ABSTRACT

This chapter focuses on the implications of learning to learn on the roles of learners and educators, drawing on two projects in the field of European non-formal educational programmes. Learners have to take new roles and develop new competences involving planning learning, learning with others, and reflection on the learning outcomes and process. This is a quite challenging step for many adult learners. Often their experience in traditional education leaves them with a negative perception of learning and a negative image of themselves as learners. To (re)gain the confidence in your own ability to become an independent learner takes time, reflection, and the support of others. The main challenge for educators is having the belief and trust that learners are best placed to know their own learning needs, and being able to facilitate the path that the learner has chosen. Creating a good social climate and the ability to support the individual learning process of learners are, among others, crucial roles for the ‘new’ facilitator. Still many new challenges are ahead of us when it comes to learning and supporting learners in the future. The real sea change will be the shift from an educational system that has as its main objective the transmission of knowledge and skills within a given time-frame into a system that is able to facilitate the generation and development of self-directed learners.
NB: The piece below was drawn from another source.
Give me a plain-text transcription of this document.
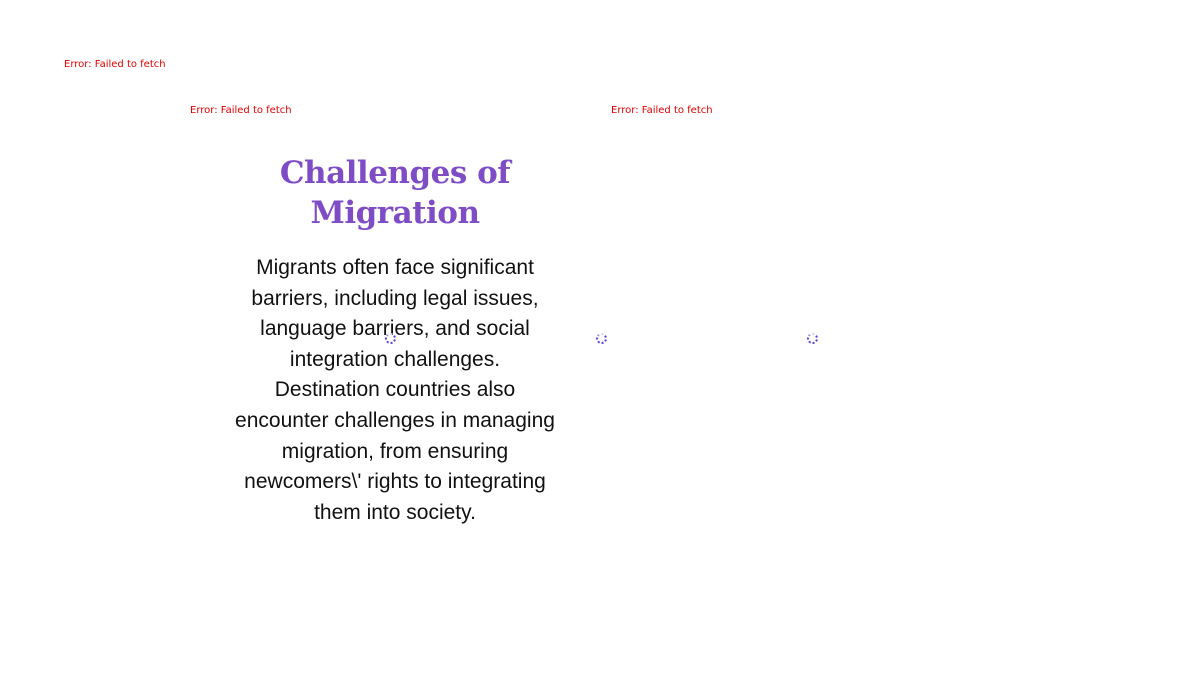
Error: Failed to fetch
Error: Failed to fetch	Error: Failed to fetch
Challenges of Migration

Migrants often face significant barriers, including legal issues, language barriers, and social integration challenges. Destination countries also encounter challenges in managing migration, from ensuring newcomers\' rights to integrating them into society.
Learning to learn has profound implications for the role and competences of both learners and educators. This chapter focuses on the crucial aspects of this change of roles in which responsibility for what is learned and how it is learned is progressively handed over to the learner. It draws on two projects in the field of European non-formal educational programmes for adult education and youth work. A European network of seven organizations undertook the Learning to Learn research and practice project to collaborate, to develop, implement, and analyse innovative approaches to teaching and learning in the field of non-formal adult education to help support learners in planning, organizing, implementing, and assessing their own learning. The other project is the Training of Trainers for European Youth in Action Projects. The findings emerging from these projects identified four main fields of competence: Awareness of self as a learner, Organizing and planning ones learning, Learning with others, Reflection, reviewing, and self-assessment.